Anthony Coley of the U.S. Department of Justice told News 8, “Innovation is important and how they are going to use the funds on how they’re going to build trust between law enforcement and the community they serve.”

Hartford Mayor Luke Bronin said they are also working to build a more accessible and open police department as they work to build the force back to full capacity.

“The work that departments are doing to engage with the community, to partner with the community, to build transparent, accountable police departments,” Bronin said. “We’re proud of the work our department has done and proud that the Department of Justice recognizes that.”

The $1.9 million will add 15 officers to the department, but it will be difficult to fill those additional slots on top of the vacancies they have from retirement and attrition.

The mayor explained, “There’s no question that there have been fewer applicants for police departments across the country. This is a challenging time for police departments in every city across the country. But we’re still seeing some great applicants and we look forward to continuing to bring on dedicated, diverse classes of new recruits.”

The grant is specifically for community policing, boots on the ground, officers in the neighborhood working with Block Watch, and groups like it. That way the officers know the people and the people know the officers; they believe that is the most effective way to spend the money.

Hyacinth Yennie, chair of Maple Avenue Revitalization, said, “I think community policing is so effective. When the police officer knows your neighborhood you get a lot more things done, you get your community feeling much safer.”

Yennie looks forward to seeing fresh new faces in the neighborhoods, walking the beat, and patrolling the streets.

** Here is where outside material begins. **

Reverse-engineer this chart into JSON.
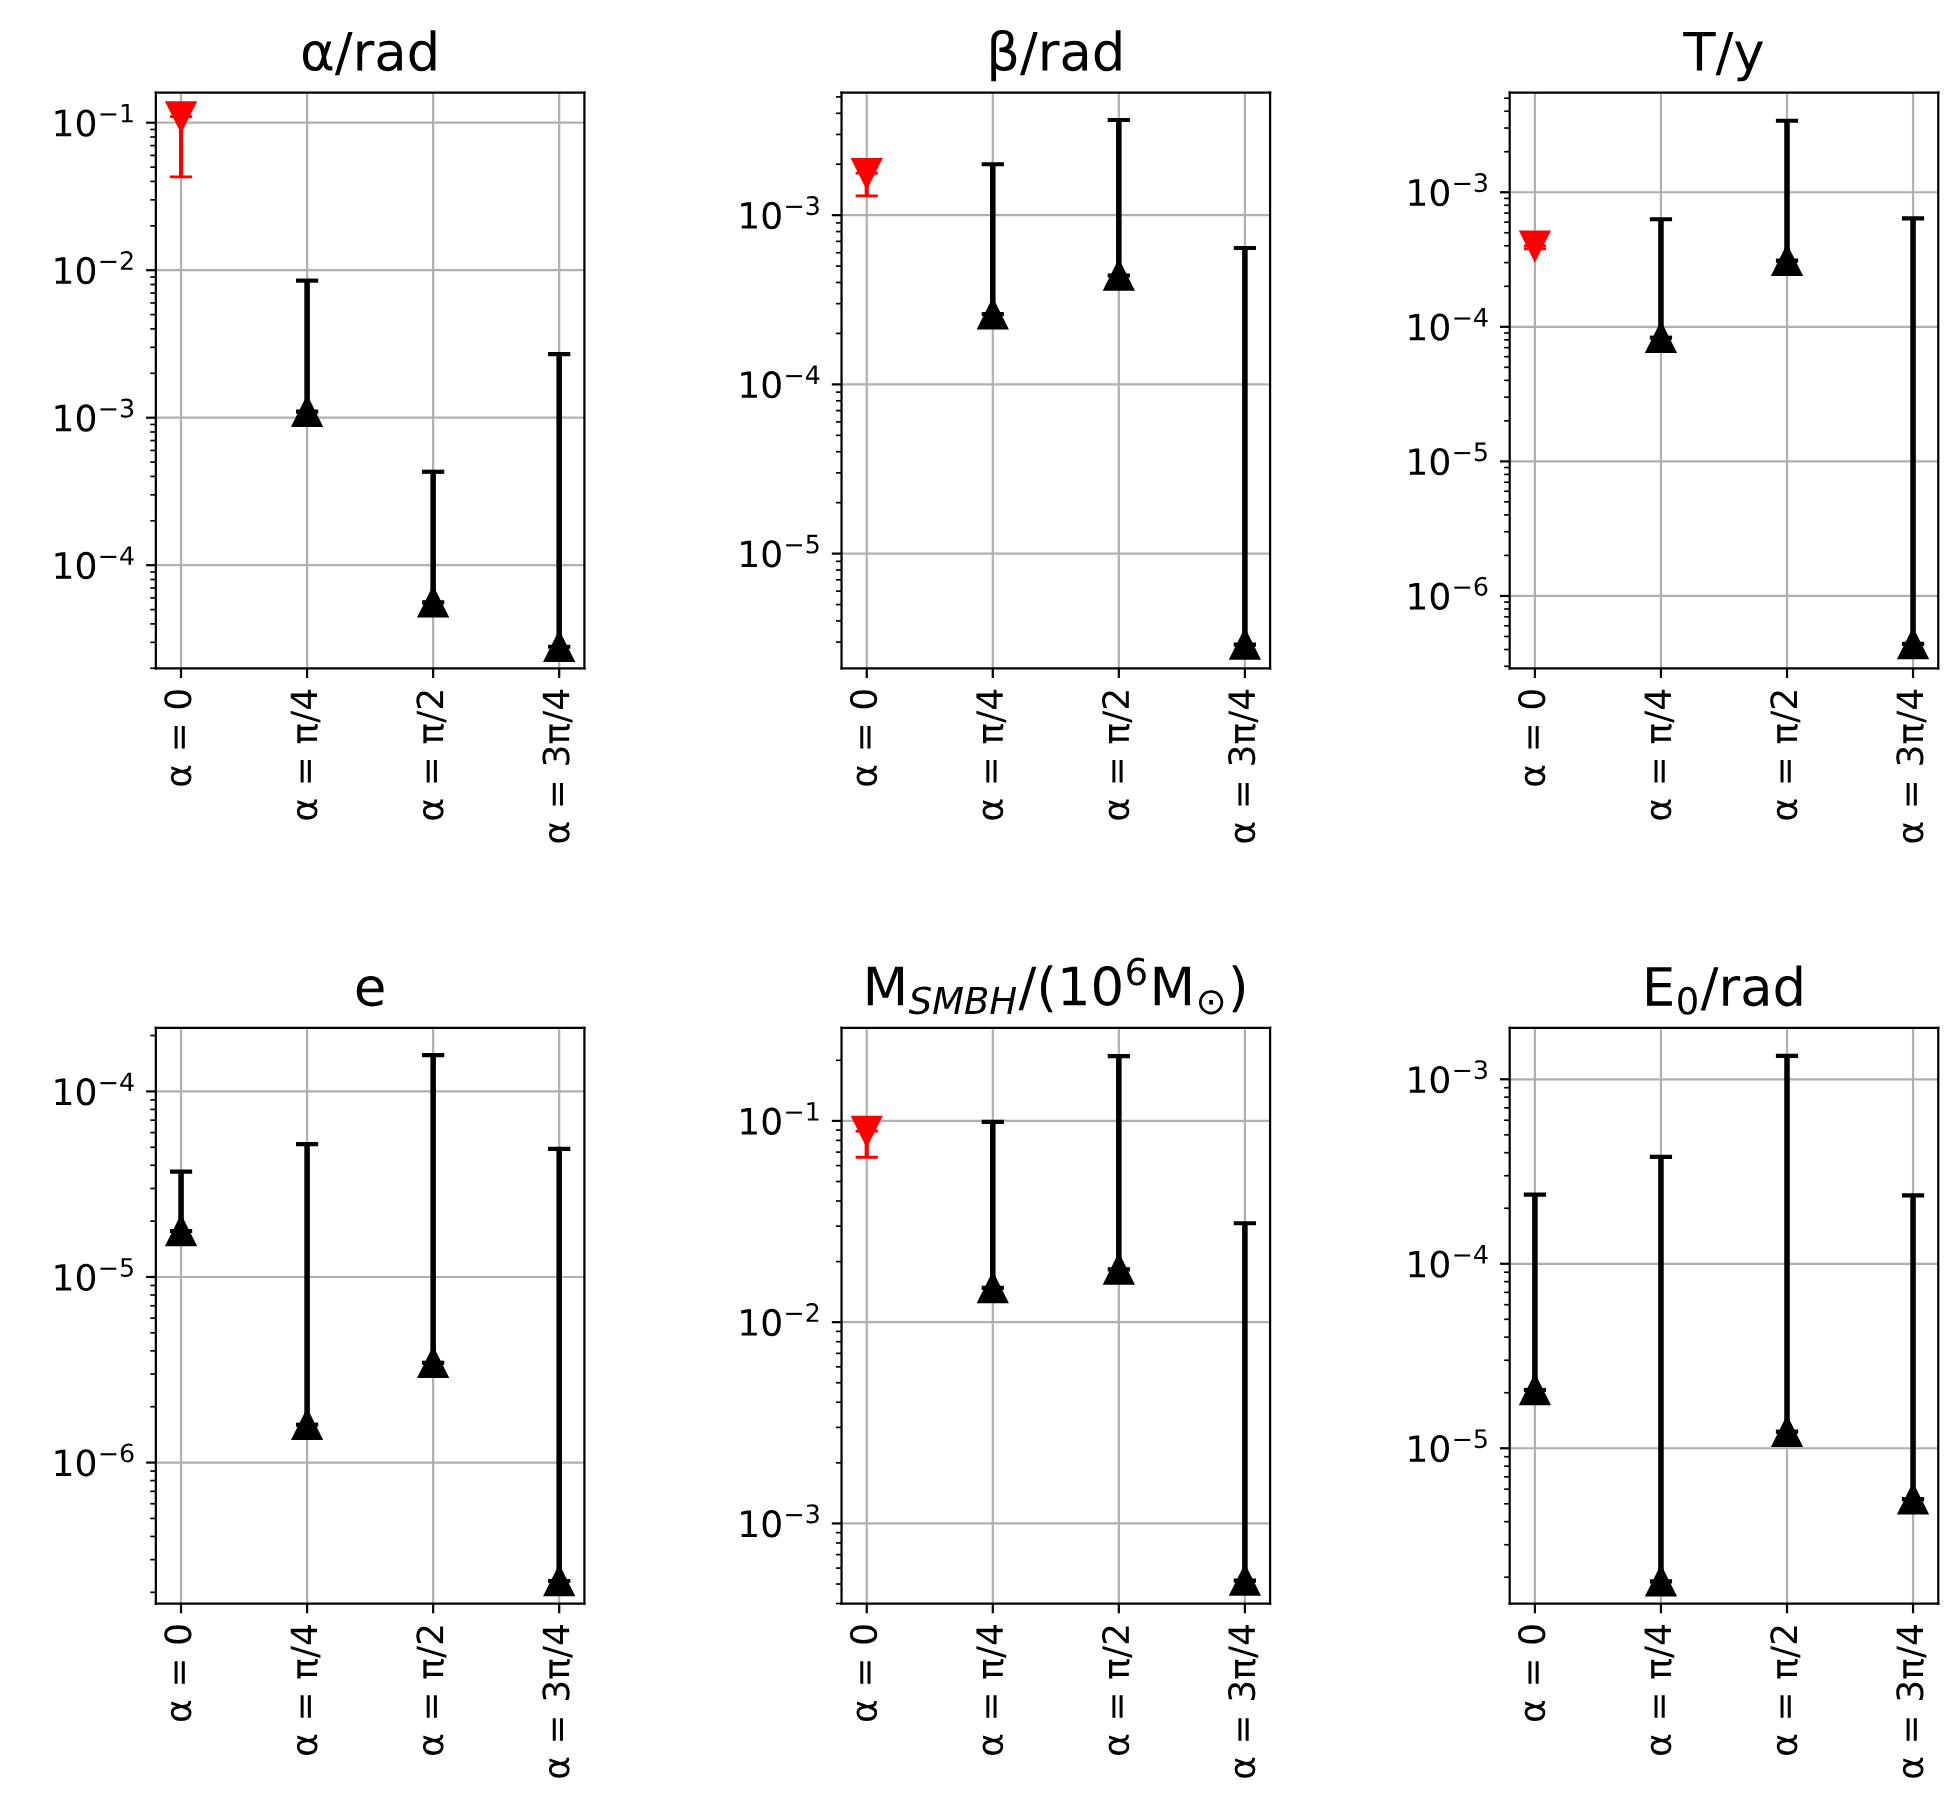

But she thinks some of the money should be used for raises, to keep the officers they have now from going to other departments or leaving the job altogether.

“We train our guys really well, but we train them and it doesn’t take too long before they say, ‘well you know, this isn’t quite for me.’ So we have to figure out how we can be competitive,” she said.

The Hartford Police chief says they are working on that, to retain the police officers on the force as well as hire new ones, but it is difficult as the candidate pool continues to dwindle.